Comme aux oreilles bourdonnantes d’un noyé, la voix du patron ne parvenait plus à M. Chasle que par bouffées indistinctes. Il fit un effort pour se ressaisir ; il palpa de nouveau sa jaquette, son gilet, plongea désespérément la main dans ses basques. Et, tout à coup, il étouffa un cri de joie. Le dentier était là, pris dans les clefs du trousseau !

– « … La pauvreté », continuait M. Thibault « a-t-elle jamais été incompatible avec le bonheur chrétien ? Et l’inégalité des biens temporels n’est-elle pas la condition même de l’équilibre social ? »

– « Sûr ! » s’écria M. Chasle. Il eut un petit rire triomphal, se frotta les mains, et murmura distraitement : « C’est ça qui fait le charme… »

M. Thibault, dont les forces déclinaient, tourna les yeux vers son secrétaire. Il était touché de lui voir manifester de tels sentiments, et prenait plaisir à se sentir approuvé. Il fit un effort pour être aimable :

– « Je vous ai inculqué de bonnes méthodes, monsieur Chasle.
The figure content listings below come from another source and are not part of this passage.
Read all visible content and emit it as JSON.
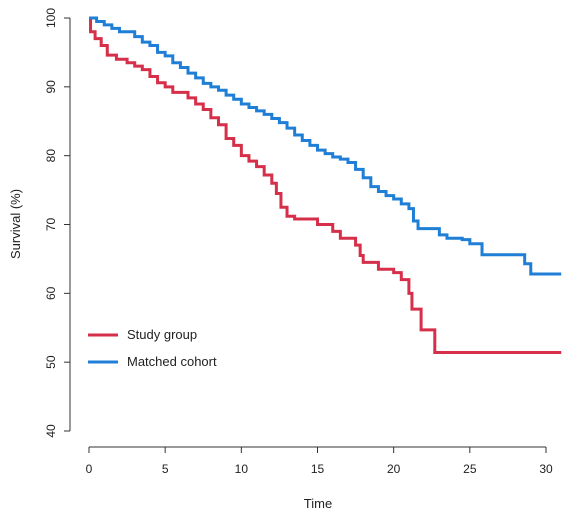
{
  "chart_data": {
    "type": "line",
    "title": "",
    "xlabel": "Time",
    "ylabel": "Survival (%)",
    "xlim": [
      0,
      31
    ],
    "ylim": [
      40,
      100
    ],
    "x_ticks": [
      0,
      5,
      10,
      15,
      20,
      25,
      30
    ],
    "y_ticks": [
      40,
      50,
      60,
      70,
      80,
      90,
      100
    ],
    "legend_position": "bottom-left",
    "grid": false,
    "series": [
      {
        "name": "Study group",
        "color": "#d62f4a",
        "step": true,
        "points": [
          [
            0,
            100
          ],
          [
            0.1,
            98
          ],
          [
            0.4,
            97
          ],
          [
            0.8,
            96
          ],
          [
            1.2,
            94.6
          ],
          [
            1.8,
            94
          ],
          [
            2.5,
            93.5
          ],
          [
            3.0,
            93
          ],
          [
            3.5,
            92.5
          ],
          [
            4.0,
            91.5
          ],
          [
            4.5,
            90.6
          ],
          [
            5.0,
            90
          ],
          [
            5.5,
            89.2
          ],
          [
            6.5,
            88.4
          ],
          [
            7.0,
            87.5
          ],
          [
            7.5,
            86.7
          ],
          [
            8.0,
            85.5
          ],
          [
            8.5,
            84.5
          ],
          [
            9.0,
            82.5
          ],
          [
            9.5,
            81.5
          ],
          [
            10.0,
            80
          ],
          [
            10.5,
            79.2
          ],
          [
            11.0,
            78.4
          ],
          [
            11.5,
            77.2
          ],
          [
            12.0,
            76
          ],
          [
            12.3,
            74.5
          ],
          [
            12.6,
            72.5
          ],
          [
            13.0,
            71.2
          ],
          [
            13.5,
            70.8
          ],
          [
            15.0,
            70
          ],
          [
            16.0,
            69
          ],
          [
            16.5,
            68
          ],
          [
            17.5,
            67
          ],
          [
            17.8,
            65.5
          ],
          [
            18.0,
            64.5
          ],
          [
            19.0,
            63.5
          ],
          [
            20.0,
            63
          ],
          [
            20.5,
            62
          ],
          [
            21.0,
            60
          ],
          [
            21.2,
            57.7
          ],
          [
            21.8,
            54.7
          ],
          [
            22.7,
            51.4
          ],
          [
            31,
            51.4
          ]
        ]
      },
      {
        "name": "Matched cohort",
        "color": "#1f7fd6",
        "step": true,
        "points": [
          [
            0,
            100
          ],
          [
            0.5,
            99.5
          ],
          [
            1.0,
            99
          ],
          [
            1.5,
            98.5
          ],
          [
            2.0,
            98
          ],
          [
            3.0,
            97.3
          ],
          [
            3.5,
            96.5
          ],
          [
            4.0,
            96
          ],
          [
            4.5,
            95
          ],
          [
            5.0,
            94.5
          ],
          [
            5.5,
            93.5
          ],
          [
            6.0,
            92.8
          ],
          [
            6.5,
            92
          ],
          [
            7.0,
            91.3
          ],
          [
            7.5,
            90.5
          ],
          [
            8.0,
            90
          ],
          [
            8.5,
            89.5
          ],
          [
            9.0,
            88.8
          ],
          [
            9.5,
            88.2
          ],
          [
            10.0,
            87.5
          ],
          [
            10.5,
            87
          ],
          [
            11.0,
            86.5
          ],
          [
            11.5,
            86
          ],
          [
            12.0,
            85.4
          ],
          [
            12.5,
            84.8
          ],
          [
            13.0,
            84
          ],
          [
            13.5,
            83
          ],
          [
            14.0,
            82.2
          ],
          [
            14.5,
            81.5
          ],
          [
            15.0,
            80.8
          ],
          [
            15.5,
            80.3
          ],
          [
            16.0,
            79.8
          ],
          [
            16.5,
            79.5
          ],
          [
            17.0,
            79
          ],
          [
            17.5,
            78
          ],
          [
            18.0,
            76.8
          ],
          [
            18.5,
            75.5
          ],
          [
            19.0,
            74.8
          ],
          [
            19.5,
            74.2
          ],
          [
            20.0,
            73.7
          ],
          [
            20.5,
            73
          ],
          [
            21.0,
            72.3
          ],
          [
            21.3,
            70.5
          ],
          [
            21.6,
            69.4
          ],
          [
            23.0,
            68.5
          ],
          [
            23.5,
            68
          ],
          [
            24.5,
            67.8
          ],
          [
            25.0,
            67.2
          ],
          [
            25.8,
            65.6
          ],
          [
            28.6,
            64.3
          ],
          [
            29.0,
            62.8
          ],
          [
            31,
            62.8
          ]
        ]
      }
    ]
  }
}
Exact et sérieux comme vous l’êtes, j’estime que vous trouverez toujours à rendre des services… » Il prit un temps : « … même si je venais à disparaître avant vous. »
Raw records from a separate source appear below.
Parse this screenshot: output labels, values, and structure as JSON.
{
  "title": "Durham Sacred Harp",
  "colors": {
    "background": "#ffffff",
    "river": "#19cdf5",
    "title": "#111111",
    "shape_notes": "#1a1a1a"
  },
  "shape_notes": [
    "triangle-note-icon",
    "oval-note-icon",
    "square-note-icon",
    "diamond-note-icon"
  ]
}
La sérénité avec laquelle M. Thibault envisageait la misère de ceux qui devaient lui survivre avait une vertu apaisante, contagieuse. Et puis, l’immense soulagement que ressentait M. Chasle effaçait pour l’instant toute inquiétude d’avenir. Une lueur joyeuse s’alluma derrière ses lunettes.

Il s’écria :

– « Pour ça, Monsieur, vous pouvez mourir tranquille : je me débrouillerai toujours, allez ! J’ai plusieurs cordes, comme on dit ! La bricole, les inventions pratiques… » Il rit : « J’ai déjà ma petite idée, oui… Toute une affaire à mettre sur pied – dès que vous ne serez plus là… »
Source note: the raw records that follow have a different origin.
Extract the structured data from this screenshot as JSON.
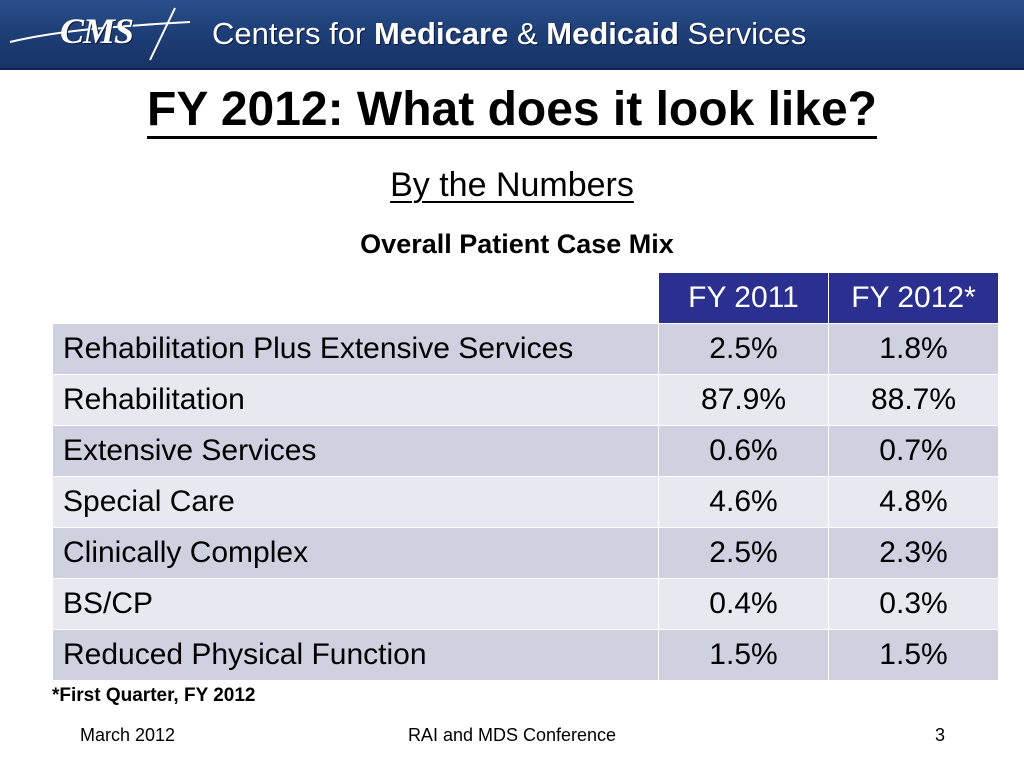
{
  "banner": {
    "logo_text": "CMS",
    "org_name_part1": "Centers for ",
    "org_name_part2": "Medicare",
    "org_name_part3": " & ",
    "org_name_part4": "Medicaid",
    "org_name_part5": " Services",
    "colors": {
      "background": "#1f3f78",
      "text": "#ffffff"
    }
  },
  "slide": {
    "title": "FY 2012: What does it look like?",
    "subtitle": "By the Numbers",
    "table_caption": "Overall Patient Case Mix"
  },
  "table": {
    "headers": [
      "",
      "FY 2011",
      "FY 2012*"
    ],
    "rows": [
      [
        "Rehabilitation Plus Extensive Services",
        "2.5%",
        "1.8%"
      ],
      [
        "Rehabilitation",
        "87.9%",
        "88.7%"
      ],
      [
        "Extensive Services",
        "0.6%",
        "0.7%"
      ],
      [
        "Special Care",
        "4.6%",
        "4.8%"
      ],
      [
        "Clinically Complex",
        "2.5%",
        "2.3%"
      ],
      [
        "BS/CP",
        "0.4%",
        "0.3%"
      ],
      [
        "Reduced Physical Function",
        "1.5%",
        "1.5%"
      ]
    ],
    "colors": {
      "header_bg": "#2b2f8f",
      "row_odd": "#cfd0e0",
      "row_even": "#e8e8f0"
    }
  },
  "footnote": "*First Quarter, FY 2012",
  "footer": {
    "date": "March 2012",
    "event": "RAI and MDS Conference",
    "page_number": "3"
  }
}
Le malade ouvrit un œil : le coup involontaire de M. Chasle avait porté. « Dès que vous ne serez plus là… » Que voulait dire au juste cet imbécile ?

M. Thibault allait poser une question lorsque la sœur parut et tourna le commutateur. La pièce s’éclaira brusquement. Alors, comme un écolier au son de la cloche libératrice, M. Chasle, en un tournemain, rassembla ses paperasses, fit plusieurs petits saluts, et s’esquiva.